What is heard often from recruiters over a drink at happy hour in Anytown, USA is the lack of qualified candidates in the marketplace. Let the increasing population, demise of entire industries, the worst recession and employment landscape in our lifetime and the invent of easier and more efficient ways to source qualified candidates, some of these recruiters may find a solution by simply making a few more phone calls. Aside from those, I subscribe that we are not and have never been in a qualified candidate shortage; here is why.
The economics of the workforce prevent it:
Last I checked, we work for money. The value of every employee category is measured by the same parameters we learned in Economics 101; price (or in this case, salary) is driven by supply and demand. Barring government interference, the market is quite efficient at determining the value of an employee. If any particular
employee category is imbalanced, organic market forces take over and reset in a relatively short time. For example, if there is a shortage of farm workers and the demand remains the same, salaries will go up and
employees who would have otherwise gone into another profession might consider farm work until the balance is met. As this is occurring another profession is losing potential employees so over time the same will happen…and on and on.

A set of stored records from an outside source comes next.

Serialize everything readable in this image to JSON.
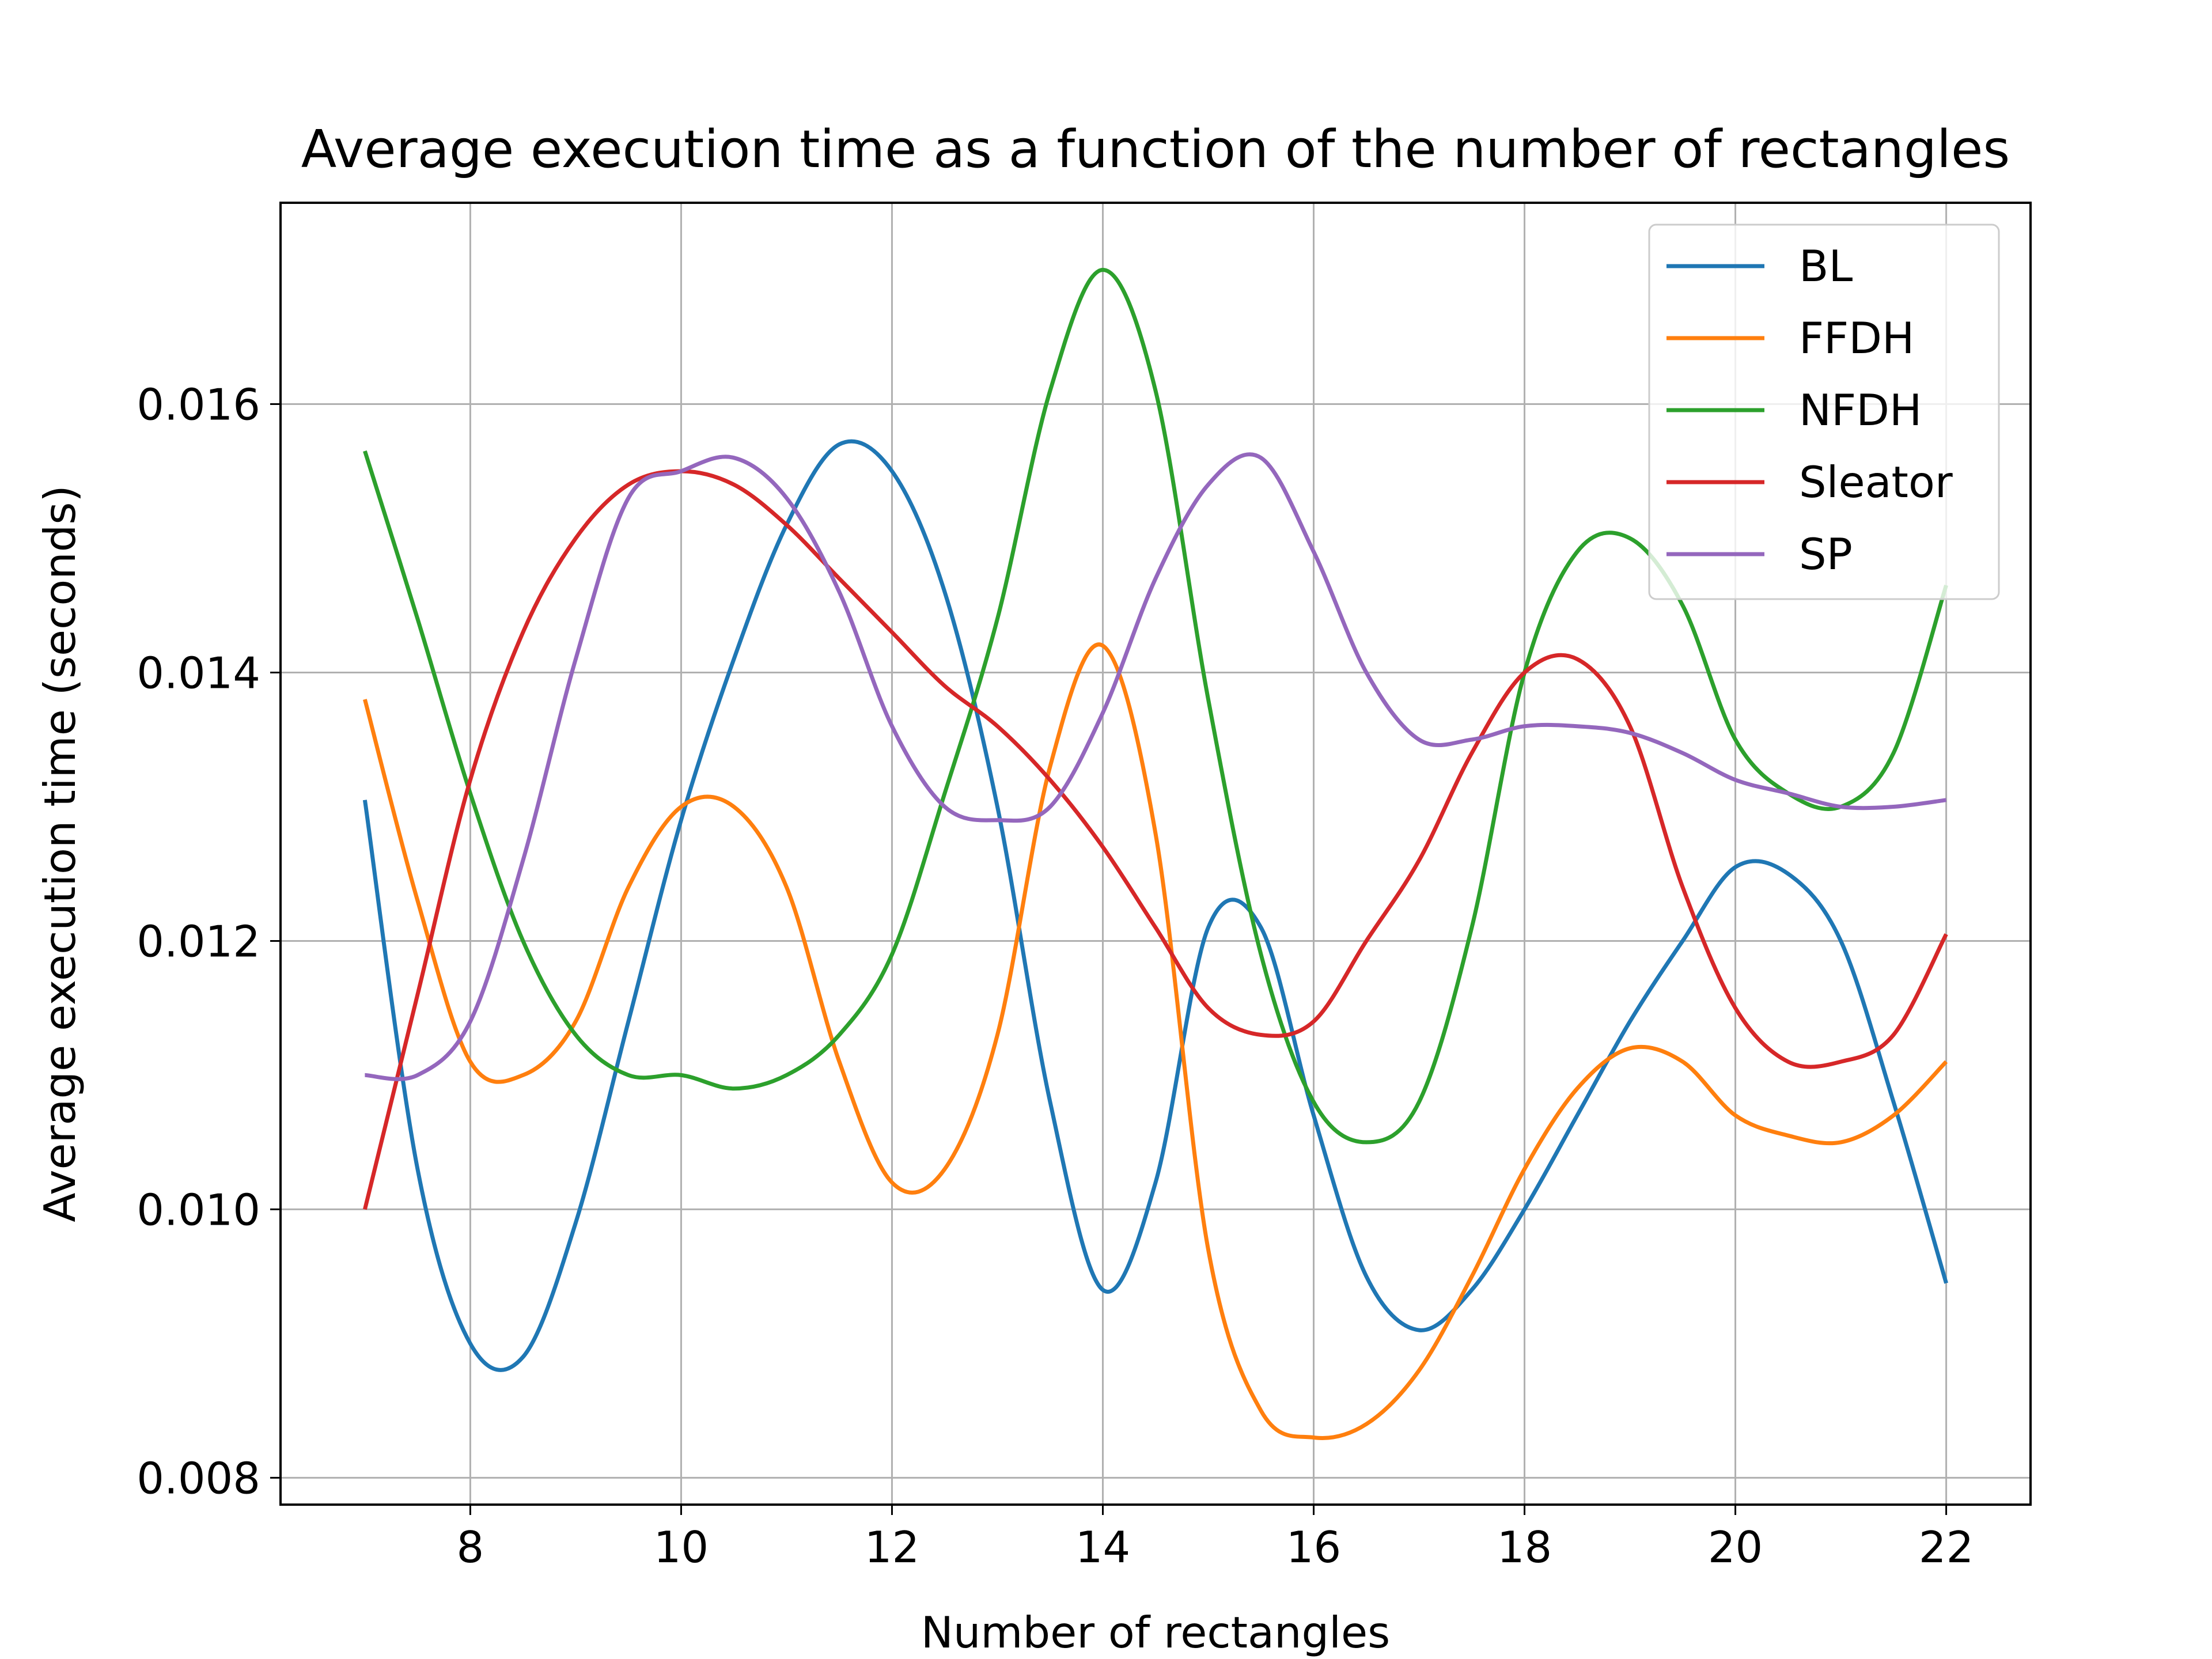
{
  "chart_data": {
    "type": "line",
    "title": "Average execution time as a function of the number of rectangles",
    "xlabel": "Number of rectangles",
    "ylabel": "Average execution time (seconds)",
    "xlim": [
      6.2,
      22.8
    ],
    "ylim": [
      0.0078,
      0.0175
    ],
    "xticks": [
      8,
      10,
      12,
      14,
      16,
      18,
      20,
      22
    ],
    "yticks": [
      0.008,
      0.01,
      0.012,
      0.014,
      0.016
    ],
    "ytick_labels": [
      "0.008",
      "0.010",
      "0.012",
      "0.014",
      "0.016"
    ],
    "grid": true,
    "legend_position": "top-right",
    "x": [
      7,
      7.5,
      8,
      8.5,
      9,
      9.5,
      10,
      10.5,
      11,
      11.5,
      12,
      12.5,
      13,
      13.5,
      14,
      14.5,
      15,
      15.5,
      16,
      16.5,
      17,
      17.5,
      18,
      18.5,
      19,
      19.5,
      20,
      20.5,
      21,
      21.5,
      22
    ],
    "series": [
      {
        "name": "BL",
        "color": "#1f77b4",
        "values": [
          0.01305,
          0.0103,
          0.009,
          0.0089,
          0.0099,
          0.0114,
          0.0129,
          0.0141,
          0.0151,
          0.0157,
          0.0155,
          0.0146,
          0.013,
          0.0108,
          0.0094,
          0.0102,
          0.0121,
          0.0121,
          0.0107,
          0.0095,
          0.0091,
          0.0094,
          0.01,
          0.0107,
          0.0114,
          0.012,
          0.01255,
          0.0125,
          0.012,
          0.0108,
          0.00945
        ]
      },
      {
        "name": "FFDH",
        "color": "#ff7f0e",
        "values": [
          0.0138,
          0.0123,
          0.0111,
          0.011,
          0.0114,
          0.0124,
          0.013,
          0.013,
          0.0124,
          0.0111,
          0.0102,
          0.0103,
          0.0113,
          0.0133,
          0.0142,
          0.0128,
          0.0097,
          0.0085,
          0.0083,
          0.0084,
          0.0088,
          0.0095,
          0.0103,
          0.0109,
          0.0112,
          0.0111,
          0.0107,
          0.01055,
          0.0105,
          0.0107,
          0.0111
        ]
      },
      {
        "name": "NFDH",
        "color": "#2ca02c",
        "values": [
          0.01565,
          0.0144,
          0.0131,
          0.012,
          0.0113,
          0.011,
          0.011,
          0.0109,
          0.011,
          0.0113,
          0.0119,
          0.0131,
          0.0144,
          0.0161,
          0.017,
          0.0161,
          0.0138,
          0.0119,
          0.0108,
          0.0105,
          0.0108,
          0.0121,
          0.014,
          0.0149,
          0.015,
          0.0145,
          0.0135,
          0.0131,
          0.013,
          0.0134,
          0.01465
        ]
      },
      {
        "name": "Sleator",
        "color": "#d62728",
        "values": [
          0.01,
          0.0116,
          0.0132,
          0.0143,
          0.015,
          0.0154,
          0.0155,
          0.0154,
          0.0151,
          0.0147,
          0.0143,
          0.0139,
          0.0136,
          0.0132,
          0.0127,
          0.0121,
          0.0115,
          0.0113,
          0.0114,
          0.012,
          0.0126,
          0.0134,
          0.014,
          0.0141,
          0.0136,
          0.0124,
          0.0115,
          0.0111,
          0.0111,
          0.0113,
          0.01205
        ]
      },
      {
        "name": "SP",
        "color": "#9467bd",
        "values": [
          0.011,
          0.011,
          0.0114,
          0.0126,
          0.0141,
          0.0153,
          0.0155,
          0.0156,
          0.0153,
          0.0146,
          0.0136,
          0.013,
          0.0129,
          0.013,
          0.0137,
          0.0147,
          0.0154,
          0.0156,
          0.0149,
          0.014,
          0.0135,
          0.0135,
          0.0136,
          0.0136,
          0.01355,
          0.0134,
          0.0132,
          0.0131,
          0.013,
          0.013,
          0.01305
        ]
      }
    ]
  }
}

Overseas Outsourcing actually creates a glut in some categories:
Whether it’s manufacturing, customer support, legal assistance, collections, etc., we all know highly skilled, talented individuals who have been displaced by companies outsourcing these functions overseas to a
cheaper labor market. In these categories a glut of qualified talent has actually driven salaries down and
they will remain so until the market is able to absorb the inventory. But they still are qualified.

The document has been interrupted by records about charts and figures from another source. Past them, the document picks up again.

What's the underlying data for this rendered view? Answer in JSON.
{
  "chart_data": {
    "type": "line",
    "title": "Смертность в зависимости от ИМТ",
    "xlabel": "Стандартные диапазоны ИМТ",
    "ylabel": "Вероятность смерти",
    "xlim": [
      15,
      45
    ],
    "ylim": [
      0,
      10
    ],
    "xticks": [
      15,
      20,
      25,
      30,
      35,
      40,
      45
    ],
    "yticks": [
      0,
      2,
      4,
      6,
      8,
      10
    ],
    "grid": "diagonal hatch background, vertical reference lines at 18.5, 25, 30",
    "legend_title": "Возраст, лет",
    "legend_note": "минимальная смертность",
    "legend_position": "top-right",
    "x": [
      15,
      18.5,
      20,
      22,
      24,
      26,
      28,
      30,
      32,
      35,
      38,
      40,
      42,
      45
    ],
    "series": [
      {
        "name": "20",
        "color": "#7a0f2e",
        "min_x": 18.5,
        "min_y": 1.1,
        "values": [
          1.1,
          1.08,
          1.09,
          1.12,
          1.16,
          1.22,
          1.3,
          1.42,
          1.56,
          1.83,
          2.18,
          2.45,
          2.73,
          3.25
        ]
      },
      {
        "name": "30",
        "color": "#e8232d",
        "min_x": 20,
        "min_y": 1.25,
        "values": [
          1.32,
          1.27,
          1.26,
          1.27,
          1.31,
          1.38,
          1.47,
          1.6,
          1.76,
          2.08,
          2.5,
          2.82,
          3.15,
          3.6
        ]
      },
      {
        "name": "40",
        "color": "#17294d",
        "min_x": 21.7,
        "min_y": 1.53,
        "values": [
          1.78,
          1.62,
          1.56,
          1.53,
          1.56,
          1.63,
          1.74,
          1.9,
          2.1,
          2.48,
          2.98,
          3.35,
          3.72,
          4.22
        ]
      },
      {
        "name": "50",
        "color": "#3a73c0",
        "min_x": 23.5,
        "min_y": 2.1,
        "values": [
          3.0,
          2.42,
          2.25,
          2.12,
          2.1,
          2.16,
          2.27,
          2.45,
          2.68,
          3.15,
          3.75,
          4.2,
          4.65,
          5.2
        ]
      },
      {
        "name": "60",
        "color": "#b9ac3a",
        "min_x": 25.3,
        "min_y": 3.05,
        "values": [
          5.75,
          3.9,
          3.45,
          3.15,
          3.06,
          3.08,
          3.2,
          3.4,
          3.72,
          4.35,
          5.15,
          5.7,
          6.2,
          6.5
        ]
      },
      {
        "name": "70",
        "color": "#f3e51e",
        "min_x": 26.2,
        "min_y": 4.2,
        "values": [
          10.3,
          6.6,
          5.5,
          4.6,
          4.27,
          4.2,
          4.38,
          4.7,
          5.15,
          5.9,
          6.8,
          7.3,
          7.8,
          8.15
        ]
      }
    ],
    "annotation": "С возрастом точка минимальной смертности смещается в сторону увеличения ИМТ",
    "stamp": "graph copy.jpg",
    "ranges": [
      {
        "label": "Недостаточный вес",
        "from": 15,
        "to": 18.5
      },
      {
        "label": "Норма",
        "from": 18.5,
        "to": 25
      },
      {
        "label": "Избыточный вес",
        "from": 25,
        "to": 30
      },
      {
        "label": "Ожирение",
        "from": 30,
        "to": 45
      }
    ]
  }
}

So why do efficient and competent recruiters in a balanced capitalistic environment feel there is a shortage of qualified candidates? Answer: the number of qualified candidates has always and will always remain relatively steady; it’s simply the number of resumes one must sift through to reach that candidate that gives the
appearance of a qualified candidate shortage.
Blame email and the Internet?
Before the Internet: If you were an active job seeker before the Internet you would first buy the (insert city here) Sunday Times, pull out the massive employment section, pour a large cup of coffee and start circling. Then you would have to type each individual cover letter and either head to the post office or march to the
nearest Kinko’s and start faxing, which in those days got quite expensive.
In this ancient time recruiters needed to spend years developing their contacts and maintaining their Rolodex. They would spend hours on the phone going from department to department trying to convince gatekeepers to give them viable information to build a somewhat reliable org chart.
After the Internet: In an instant the ease with which one could acquire information, find jobs and apply removed all traditional barriers that required significant applicant effort. With one click job seekers could apply to hundreds of jobs all before the 12 pm pregame. Click away!
The advancement of technology and social networks now allow recruiters to build entire org charts in a matter of hours. No need to pretend you were the editor of CFO today and were interested in writing an article about your controller, “What is his name, again”?
Conclusion:
You can't blame the machine or technology. Job seekers have always inherently known if they are qualified for a particular position. But with the barriers removed, why not give it a shot? Job seekers send their resumes to
jobs they are unqualified for because they can. They do so in the hopes that the recipient may have something
else they are working on where they are qualified. This volume then dilutes the number of qualified candidates
but doesn’t change their numbers.
So it’s not that there is a shortage of qualified candidates, it just feels that way.
Keep plugging away, the qualified candidates are out there!